"But how are we to catch the water-hen?" asked Dick.

"I don't quite know. We must get it alive, you see."

They talked it over, but could not hit upon any plan of capturing one alive, so at luncheon-time they went to Bell, and asked him if he could help them.

"Well, sirs, the water-hens come to my back garden to feed with the hens and sparrows. If you could lay some sort of a trap for them like a riddle-trap for sparrows it would be an easy matter to entice one into it."

"The very thing," said Jimmy. "We will put the casting-net round a wooden hoop and prop it up on a stick, and put bread-crumbs under it."

So the casting-net was called into requisition, and a trap was constructed, and set in Bell's back yard, which was close to a dyke leading to the broad. The boys hid themselves in an outhouse, having a long string fastened to the stick which supported the net at an angle of forty degrees. First the hens came under it and then the sparrows, and the two began to eat up all the bread put there. At last a water-hen was seen swimming across the dyke, and with slow and cautious steps creeping up the bank towards the net. Frank took the end of the string in his hand, and peeped cautiously through a chink in the door while the others looked through a little window. The water-hen fed for some time on the outskirts of the throng of hens and sparrows, and at last ventured within the circle of the net.

"Now," said Dick.

"No, wait until it is further under," said Jimmy.

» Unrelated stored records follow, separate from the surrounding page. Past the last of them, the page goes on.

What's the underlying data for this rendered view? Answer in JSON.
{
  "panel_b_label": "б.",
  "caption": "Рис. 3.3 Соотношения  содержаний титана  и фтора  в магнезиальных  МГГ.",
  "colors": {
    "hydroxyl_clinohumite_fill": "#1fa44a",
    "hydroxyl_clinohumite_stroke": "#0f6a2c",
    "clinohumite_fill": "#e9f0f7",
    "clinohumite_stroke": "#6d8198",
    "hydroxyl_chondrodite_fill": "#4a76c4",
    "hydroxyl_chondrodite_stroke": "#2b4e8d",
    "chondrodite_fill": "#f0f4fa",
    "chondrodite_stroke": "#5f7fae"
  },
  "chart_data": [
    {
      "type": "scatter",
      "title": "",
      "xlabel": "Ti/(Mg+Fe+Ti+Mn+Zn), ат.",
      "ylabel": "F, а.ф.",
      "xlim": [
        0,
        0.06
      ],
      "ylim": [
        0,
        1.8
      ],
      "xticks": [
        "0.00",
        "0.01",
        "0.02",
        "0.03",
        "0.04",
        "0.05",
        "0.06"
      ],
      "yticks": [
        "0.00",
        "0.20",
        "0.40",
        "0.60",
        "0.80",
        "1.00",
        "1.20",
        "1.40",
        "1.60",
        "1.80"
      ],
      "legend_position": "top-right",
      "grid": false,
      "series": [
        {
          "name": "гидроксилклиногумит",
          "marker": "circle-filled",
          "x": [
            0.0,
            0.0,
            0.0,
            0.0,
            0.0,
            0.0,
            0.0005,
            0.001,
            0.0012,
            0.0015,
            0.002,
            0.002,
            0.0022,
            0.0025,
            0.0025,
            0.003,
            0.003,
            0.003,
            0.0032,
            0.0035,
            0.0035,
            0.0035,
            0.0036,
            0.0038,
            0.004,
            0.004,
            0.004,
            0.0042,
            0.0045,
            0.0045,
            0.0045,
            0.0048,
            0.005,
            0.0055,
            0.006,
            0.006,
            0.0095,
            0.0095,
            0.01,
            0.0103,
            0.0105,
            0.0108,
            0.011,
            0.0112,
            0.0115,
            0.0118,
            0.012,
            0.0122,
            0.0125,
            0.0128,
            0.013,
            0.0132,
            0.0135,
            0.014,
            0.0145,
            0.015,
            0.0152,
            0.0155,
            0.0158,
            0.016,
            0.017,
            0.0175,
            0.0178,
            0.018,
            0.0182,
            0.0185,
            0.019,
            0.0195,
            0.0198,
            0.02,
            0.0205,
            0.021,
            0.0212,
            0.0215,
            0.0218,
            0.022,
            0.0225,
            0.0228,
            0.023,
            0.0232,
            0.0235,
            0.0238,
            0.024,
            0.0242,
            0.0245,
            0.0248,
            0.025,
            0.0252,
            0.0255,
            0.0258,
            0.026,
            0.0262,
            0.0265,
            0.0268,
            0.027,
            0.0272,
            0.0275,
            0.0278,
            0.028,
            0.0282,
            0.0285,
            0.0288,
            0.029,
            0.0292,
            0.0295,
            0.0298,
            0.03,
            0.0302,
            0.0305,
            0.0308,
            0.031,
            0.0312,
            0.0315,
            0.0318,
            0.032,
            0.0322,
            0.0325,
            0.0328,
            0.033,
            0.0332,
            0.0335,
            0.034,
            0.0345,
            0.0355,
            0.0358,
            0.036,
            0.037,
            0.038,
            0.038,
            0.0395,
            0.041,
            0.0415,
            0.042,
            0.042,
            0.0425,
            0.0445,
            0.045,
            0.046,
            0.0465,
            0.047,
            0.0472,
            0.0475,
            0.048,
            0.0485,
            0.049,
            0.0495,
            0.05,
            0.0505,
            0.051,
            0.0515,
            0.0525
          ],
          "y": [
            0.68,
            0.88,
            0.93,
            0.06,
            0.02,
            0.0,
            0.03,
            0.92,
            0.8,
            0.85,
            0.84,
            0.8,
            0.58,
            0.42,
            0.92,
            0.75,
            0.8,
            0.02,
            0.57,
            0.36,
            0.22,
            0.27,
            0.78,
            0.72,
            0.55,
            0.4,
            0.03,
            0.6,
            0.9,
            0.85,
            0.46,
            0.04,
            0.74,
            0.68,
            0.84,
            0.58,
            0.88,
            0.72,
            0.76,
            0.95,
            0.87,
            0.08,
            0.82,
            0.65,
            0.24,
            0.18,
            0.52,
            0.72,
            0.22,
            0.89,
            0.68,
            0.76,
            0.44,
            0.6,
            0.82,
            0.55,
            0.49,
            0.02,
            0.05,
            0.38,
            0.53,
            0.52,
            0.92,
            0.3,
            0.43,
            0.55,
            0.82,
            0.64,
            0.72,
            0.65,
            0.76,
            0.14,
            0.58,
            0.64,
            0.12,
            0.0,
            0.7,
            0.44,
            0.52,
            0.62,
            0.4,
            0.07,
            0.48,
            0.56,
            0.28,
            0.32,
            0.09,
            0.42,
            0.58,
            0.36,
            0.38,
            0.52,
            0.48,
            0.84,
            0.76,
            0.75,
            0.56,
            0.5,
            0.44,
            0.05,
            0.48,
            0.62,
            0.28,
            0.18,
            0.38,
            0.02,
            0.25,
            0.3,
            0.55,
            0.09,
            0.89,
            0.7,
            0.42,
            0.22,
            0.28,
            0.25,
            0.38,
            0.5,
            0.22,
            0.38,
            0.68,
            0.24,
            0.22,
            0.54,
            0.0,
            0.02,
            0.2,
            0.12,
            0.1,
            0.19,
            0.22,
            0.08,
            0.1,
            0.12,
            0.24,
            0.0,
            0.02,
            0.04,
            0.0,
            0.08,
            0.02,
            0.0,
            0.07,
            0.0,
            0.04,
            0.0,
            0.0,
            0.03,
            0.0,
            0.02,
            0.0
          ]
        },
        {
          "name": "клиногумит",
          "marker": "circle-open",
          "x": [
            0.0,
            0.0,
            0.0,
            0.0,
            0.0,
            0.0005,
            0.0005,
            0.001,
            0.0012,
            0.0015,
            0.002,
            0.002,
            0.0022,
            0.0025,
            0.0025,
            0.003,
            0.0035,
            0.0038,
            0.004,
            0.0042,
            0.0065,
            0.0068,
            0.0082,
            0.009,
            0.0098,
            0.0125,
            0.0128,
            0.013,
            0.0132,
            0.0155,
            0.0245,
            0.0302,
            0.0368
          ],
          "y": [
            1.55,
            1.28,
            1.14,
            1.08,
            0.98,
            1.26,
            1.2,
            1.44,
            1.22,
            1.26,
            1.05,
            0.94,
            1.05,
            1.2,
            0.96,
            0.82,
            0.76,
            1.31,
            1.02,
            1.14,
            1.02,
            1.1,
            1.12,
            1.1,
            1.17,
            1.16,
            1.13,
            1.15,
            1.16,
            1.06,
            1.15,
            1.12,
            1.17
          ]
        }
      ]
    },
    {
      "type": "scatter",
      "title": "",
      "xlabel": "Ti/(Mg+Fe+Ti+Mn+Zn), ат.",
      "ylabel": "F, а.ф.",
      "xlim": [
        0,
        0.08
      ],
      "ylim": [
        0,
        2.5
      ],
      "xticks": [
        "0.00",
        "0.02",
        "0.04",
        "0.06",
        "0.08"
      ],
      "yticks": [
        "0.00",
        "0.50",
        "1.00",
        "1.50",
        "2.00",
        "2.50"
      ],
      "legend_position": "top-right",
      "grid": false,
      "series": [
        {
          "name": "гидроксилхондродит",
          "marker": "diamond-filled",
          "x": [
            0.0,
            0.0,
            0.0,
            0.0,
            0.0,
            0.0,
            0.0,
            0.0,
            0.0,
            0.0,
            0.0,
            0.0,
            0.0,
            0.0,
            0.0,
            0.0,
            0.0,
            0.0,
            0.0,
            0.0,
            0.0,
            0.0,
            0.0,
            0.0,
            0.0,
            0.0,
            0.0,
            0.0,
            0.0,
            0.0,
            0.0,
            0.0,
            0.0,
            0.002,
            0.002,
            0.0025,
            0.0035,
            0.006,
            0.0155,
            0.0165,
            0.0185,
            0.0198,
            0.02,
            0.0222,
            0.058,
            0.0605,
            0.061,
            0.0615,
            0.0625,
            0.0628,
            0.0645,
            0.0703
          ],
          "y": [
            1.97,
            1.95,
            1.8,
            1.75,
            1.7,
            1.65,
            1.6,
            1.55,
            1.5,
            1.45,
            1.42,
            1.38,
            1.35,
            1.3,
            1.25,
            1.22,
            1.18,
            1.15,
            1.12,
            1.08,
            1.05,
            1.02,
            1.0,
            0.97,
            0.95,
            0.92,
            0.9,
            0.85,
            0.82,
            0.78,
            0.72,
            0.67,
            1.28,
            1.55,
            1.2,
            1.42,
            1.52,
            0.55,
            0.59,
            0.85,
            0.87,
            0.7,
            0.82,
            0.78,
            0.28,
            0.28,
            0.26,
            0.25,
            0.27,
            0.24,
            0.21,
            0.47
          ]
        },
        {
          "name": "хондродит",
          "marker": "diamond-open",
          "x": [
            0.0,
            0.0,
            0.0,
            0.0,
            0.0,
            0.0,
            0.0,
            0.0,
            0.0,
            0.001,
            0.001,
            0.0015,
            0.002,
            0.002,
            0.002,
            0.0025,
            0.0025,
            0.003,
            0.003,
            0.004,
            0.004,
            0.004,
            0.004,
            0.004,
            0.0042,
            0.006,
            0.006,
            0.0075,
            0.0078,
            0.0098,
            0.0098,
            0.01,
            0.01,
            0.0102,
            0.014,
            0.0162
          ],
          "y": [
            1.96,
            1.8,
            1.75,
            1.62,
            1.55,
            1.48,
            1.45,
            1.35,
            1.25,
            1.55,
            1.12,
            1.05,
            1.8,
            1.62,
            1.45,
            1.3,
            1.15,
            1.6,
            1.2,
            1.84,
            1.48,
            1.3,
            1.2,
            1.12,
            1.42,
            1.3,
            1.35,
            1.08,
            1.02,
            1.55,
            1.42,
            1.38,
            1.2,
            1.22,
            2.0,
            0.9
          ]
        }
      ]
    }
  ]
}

Frank waited until the bird was fairly under the net, and then pulled the string. The trap descended upon three hens, half-a-dozen sparrows, and the water-hen.

"Hurrah!" cried the boys, rushing out. It was a matter of some difficulty to secure the bird they wanted from among the struggling mass of hens and sparrows, but they did so at last without hurting any of the others, and at once pinioned it by cutting off its wing feathers.